Protein Deficiency and Protein Intake During Pregnancy

Like other nutrients, your baby also meets his/her protein needs from you. Proteins; It is one of the most important nutritional requirements during pregnancy for bone development, muscle development and tissue building.

Adequate protein intake is important for new cell formation, mother’s tissues and healthy blood formation. Adequate protein consumption during pregnancy is important in terms of reducing the risk of stillbirth and birth defects.

Adequate protein intake by the mother lays the foundation for your baby’s growth and development. The average amount of protein to be taken during pregnancy is 80 g. is protein. The quality of the proteins taken is also very important.

Animal proteins such as meat, milk, eggs, cheese are proteins with higher bioavailability than vegetable proteins such as legumes, walnuts and hazelnuts, that is, their use as a building block in the body after consumption is higher. The mother should include these protein sources in a balanced way in her diet.

Since the bioavailability of vegetable proteins is lower, if the mother is vegetarian, the average amount of protein she should take daily is 20 g. should add more.

Essential Protein Sources

Animal Origin

Egg: It is the best quality protein source after breast milk, 1 egg contains an average of 6 g of protein and 95% of it is stored as body protein. Every pregnant woman should eat 1 a day of this high quality protein source.

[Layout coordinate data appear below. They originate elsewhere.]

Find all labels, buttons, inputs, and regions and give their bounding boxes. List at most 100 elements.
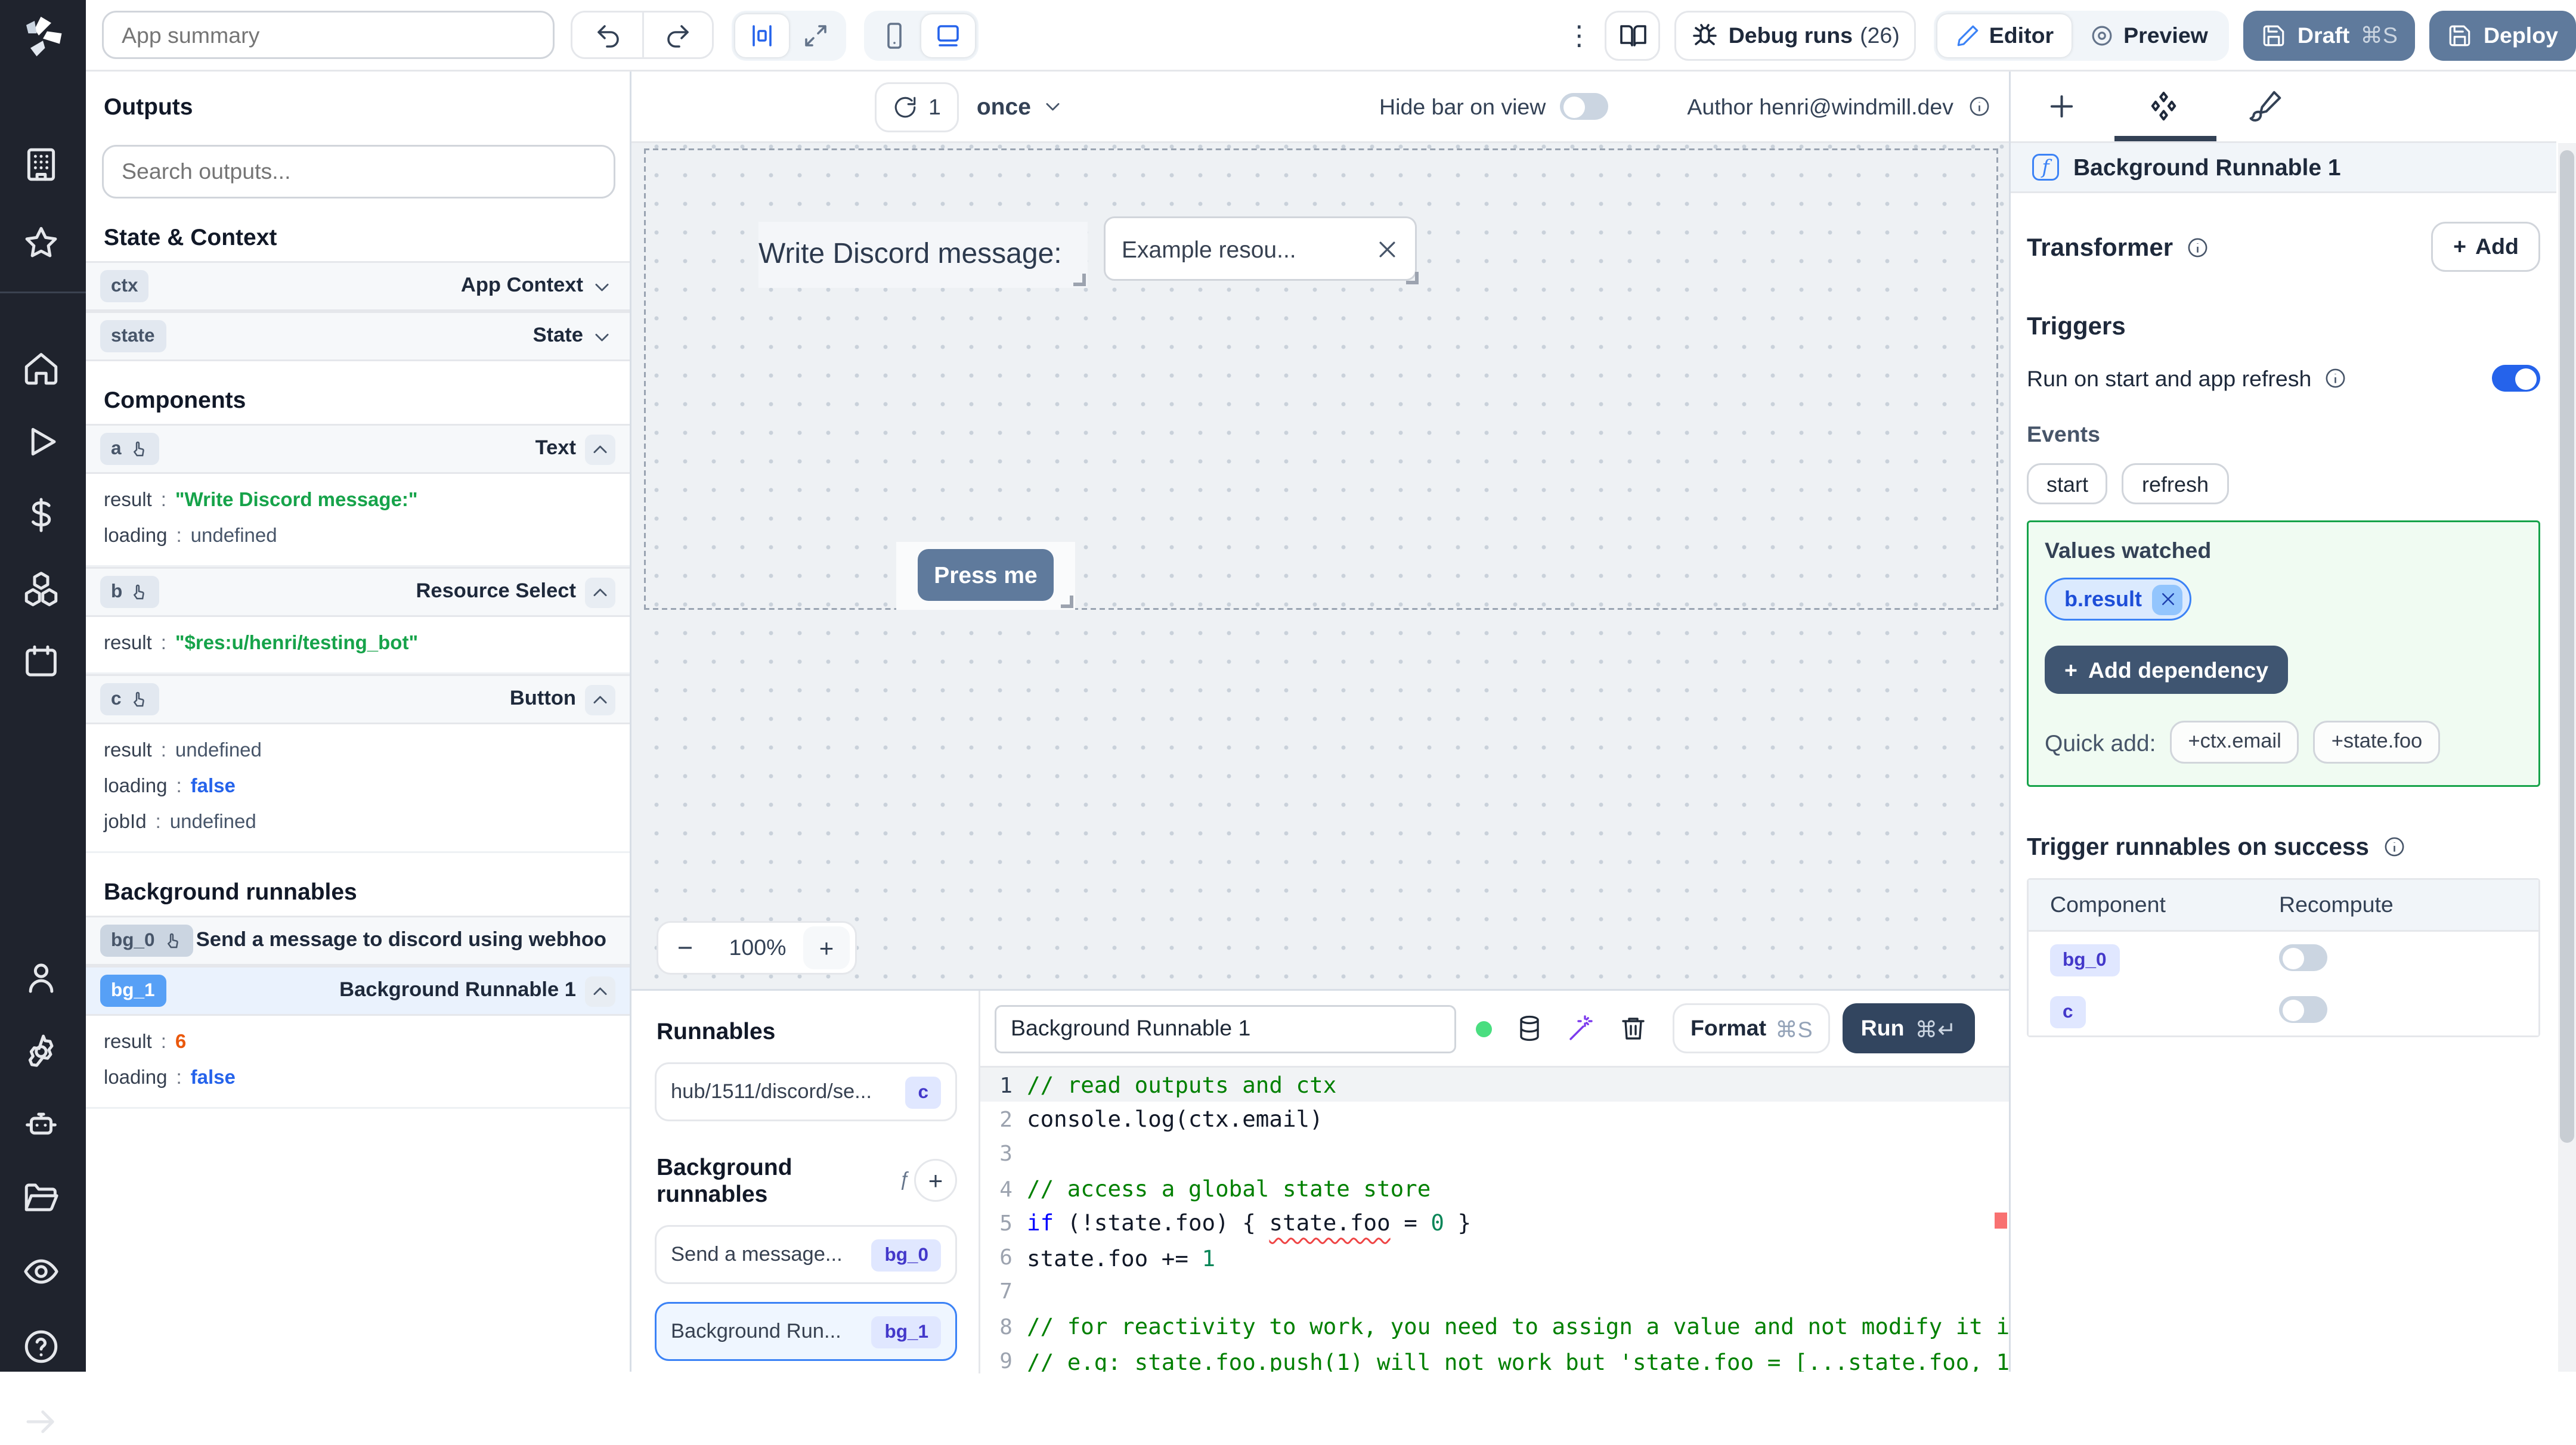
tab-insert-component[interactable] xyxy=(2011,89,2113,123)
search-outputs-input[interactable] xyxy=(102,145,615,199)
output-row-ctx[interactable]: ctx App Context xyxy=(86,261,630,311)
more-options-button[interactable]: ⋮ xyxy=(1566,19,1593,51)
user-icon[interactable] xyxy=(21,959,64,1001)
format-button[interactable]: Format ⌘S xyxy=(1673,1003,1831,1053)
code-line-3[interactable]: 3 xyxy=(980,1137,2009,1171)
collapse-toggle[interactable] xyxy=(585,975,615,1006)
component-id-badge[interactable]: bg_0 xyxy=(2050,943,2119,976)
calendar-icon[interactable] xyxy=(21,642,64,685)
zoom-in-button[interactable]: + xyxy=(803,926,850,969)
resize-handle[interactable] xyxy=(1073,274,1086,286)
output-row-bg_1[interactable]: bg_1 Background Runnable 1 xyxy=(86,966,630,1016)
redo-button[interactable] xyxy=(642,13,712,57)
app-summary-input[interactable] xyxy=(102,11,555,59)
add-bg-runnable-button[interactable]: + xyxy=(914,1159,957,1202)
home-icon[interactable] xyxy=(21,349,64,392)
folder-open-icon[interactable] xyxy=(21,1179,64,1221)
info-icon[interactable] xyxy=(2185,235,2209,259)
centered-layout-toggle[interactable] xyxy=(735,13,789,57)
panel-scrollbar[interactable] xyxy=(2558,143,2576,1372)
resize-handle[interactable] xyxy=(1406,272,1419,284)
component-id-badge[interactable]: c xyxy=(2050,995,2086,1028)
tab-editor[interactable]: Editor xyxy=(1937,13,2072,57)
undo-button[interactable] xyxy=(572,13,642,57)
cache-icon[interactable] xyxy=(1515,1014,1544,1043)
recompute-toggle-c[interactable] xyxy=(2279,996,2327,1023)
windmill-logo-icon[interactable] xyxy=(18,13,68,63)
tab-preview[interactable]: Preview xyxy=(2072,14,2226,57)
collapse-toggle[interactable] xyxy=(585,433,615,464)
expand-toggle[interactable] xyxy=(592,277,612,296)
output-row-bg_0[interactable]: bg_0 Send a message to discord using webh… xyxy=(86,916,630,966)
play-icon[interactable] xyxy=(21,422,64,465)
code-line-1[interactable]: 1 // read outputs and ctx xyxy=(980,1068,2009,1102)
eye-icon[interactable] xyxy=(21,1252,64,1295)
run-button[interactable]: Run ⌘↵ xyxy=(1843,1003,1974,1053)
refresh-mode-dropdown[interactable]: once xyxy=(977,93,1063,120)
collapse-toggle[interactable] xyxy=(585,684,615,715)
component-id-badge[interactable]: ctx xyxy=(100,270,149,302)
tab-component-settings[interactable] xyxy=(2113,89,2215,123)
runnable-card-bg_0[interactable]: Send a message... bg_0 xyxy=(655,1225,957,1284)
output-row-c[interactable]: c Button xyxy=(86,674,630,724)
info-icon[interactable] xyxy=(2324,367,2347,390)
arrow-right-icon[interactable] xyxy=(21,1402,64,1445)
code-line-4[interactable]: 4 // access a global state store xyxy=(980,1171,2009,1206)
code-line-2[interactable]: 2 console.log(ctx.email) xyxy=(980,1102,2009,1137)
boxes-icon[interactable] xyxy=(21,569,64,612)
text-component[interactable]: Write Discord message: xyxy=(758,222,1088,288)
tab-styling[interactable] xyxy=(2215,89,2317,123)
debug-runs-button[interactable]: Debug runs (26) xyxy=(1674,10,1916,60)
code-line-8[interactable]: 8 // for reactivity to work, you need to … xyxy=(980,1309,2009,1344)
component-id-badge[interactable]: c xyxy=(100,683,159,715)
info-icon[interactable] xyxy=(2383,835,2407,858)
add-transformer-button[interactable]: + Add xyxy=(2432,222,2540,272)
info-icon[interactable] xyxy=(1968,95,1991,118)
remove-dependency-icon[interactable] xyxy=(2153,584,2184,615)
event-pill-start[interactable]: start xyxy=(2027,463,2109,504)
component-id-badge[interactable]: b xyxy=(100,576,160,608)
quick-add-pill[interactable]: +state.foo xyxy=(2313,721,2441,764)
runnable-name-input[interactable] xyxy=(995,1004,1456,1053)
runnable-card-c[interactable]: hub/1511/discord/se... c xyxy=(655,1062,957,1121)
output-row-b[interactable]: b Resource Select xyxy=(86,567,630,617)
zoom-out-button[interactable]: − xyxy=(658,933,712,963)
component-id-badge[interactable]: a xyxy=(100,433,159,465)
app-canvas[interactable]: Write Discord message: Example resou... … xyxy=(631,143,2009,989)
add-dependency-button[interactable]: + Add dependency xyxy=(2045,646,2289,694)
resize-handle[interactable] xyxy=(1061,596,1073,608)
deploy-button[interactable]: Deploy xyxy=(2429,10,2576,60)
fullscreen-layout-toggle[interactable] xyxy=(789,14,843,57)
star-icon[interactable] xyxy=(21,224,64,266)
output-row-state[interactable]: state State xyxy=(86,311,630,361)
ai-wand-icon[interactable] xyxy=(1567,1014,1596,1043)
expand-toggle[interactable] xyxy=(592,327,612,346)
building-icon[interactable] xyxy=(21,145,64,188)
run-on-start-toggle[interactable] xyxy=(2492,365,2540,392)
delete-icon[interactable] xyxy=(1619,1014,1648,1043)
hide-bar-toggle[interactable] xyxy=(1560,93,1609,120)
runnable-card-bg_1[interactable]: Background Run... bg_1 xyxy=(655,1302,957,1361)
code-line-5[interactable]: 5 if (!state.foo) { state.foo = 0 } xyxy=(980,1206,2009,1241)
desktop-view-toggle[interactable] xyxy=(921,13,975,57)
output-row-a[interactable]: a Text xyxy=(86,424,630,474)
press-me-button[interactable]: Press me xyxy=(918,549,1054,601)
clear-selection-icon[interactable] xyxy=(1376,237,1399,261)
docs-button[interactable] xyxy=(1605,10,1661,60)
dollar-icon[interactable] xyxy=(21,495,64,538)
help-icon[interactable] xyxy=(21,1327,64,1370)
resource-select-component[interactable]: Example resou... xyxy=(1104,216,1419,284)
watched-value-chip[interactable]: b.result xyxy=(2045,578,2193,621)
recompute-toggle-bg_0[interactable] xyxy=(2279,944,2327,971)
refresh-interval-button[interactable]: 1 xyxy=(875,81,959,132)
mobile-view-toggle[interactable] xyxy=(868,14,921,57)
component-id-badge[interactable]: bg_0 xyxy=(100,925,193,957)
code-line-9[interactable]: 9 // e.g: state.foo.push(1) will not work… xyxy=(980,1344,2009,1372)
draft-button[interactable]: Draft ⌘S xyxy=(2243,10,2416,60)
quick-add-pill[interactable]: +ctx.email xyxy=(2170,721,2299,764)
component-id-badge[interactable]: bg_1 xyxy=(100,975,166,1007)
code-area[interactable]: 1 // read outputs and ctx 2 console.log(ctx… xyxy=(980,1068,2009,1372)
collapse-toggle[interactable] xyxy=(585,576,615,607)
event-pill-refresh[interactable]: refresh xyxy=(2122,463,2229,504)
scrollbar-thumb[interactable] xyxy=(2560,150,2574,1143)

Milk, yoghurt, cheese: There is an average of 6 g protein in 1 glass of whole and yoghurt, and 1 slice (30 g) of cheese. Although not as high as eggs, they are used as building blocks because they are protein of animal origin.

While pregnant women meet some of their protein needs by consuming milk, yogurt and cheese, they also contribute to the increased calcium need during pregnancy. 3 servings of milk/yogurt and 2-3 slices of cheese should be consumed per day.

Meat, chicken, fish: Meat from the group of animal origin proteins provides high quality protein and contributes to the increased iron need of pregnant women. Fish is also the main source of omega-3 fatty acids.

Omega-3 fatty acids play an important role in the development of the brain and nervous system of the fetus, and the necessary omega 3 is provided with fish consumption 2-3 days a week. Meat/chicken in the size of 4 meatballs or 200-250 grams of fish should be consumed daily.

Herbal Origin

Vegetable-derived proteins; It creates protein from legumes, oilseeds such as nuts, walnuts, almonds, bread and cereal products, and vegetables. Legumes are the best quality protein source among plant-based proteins.

Protein sources should be enriched by including legumes 2-3 times a week, 2-3 walnuts or 15-20 almonds/hazelnuts a day. Since the protein source provided by vegetarian mothers with nutrition is vegetable proteins and eggs, the amount and frequency of consumption should be higher.

Proteins to Consider

Due to the risk of containing mercury, the undesirable protein sources in pregnancy are tuna, mussels and swordfish. These foods should be avoided as a source of protein.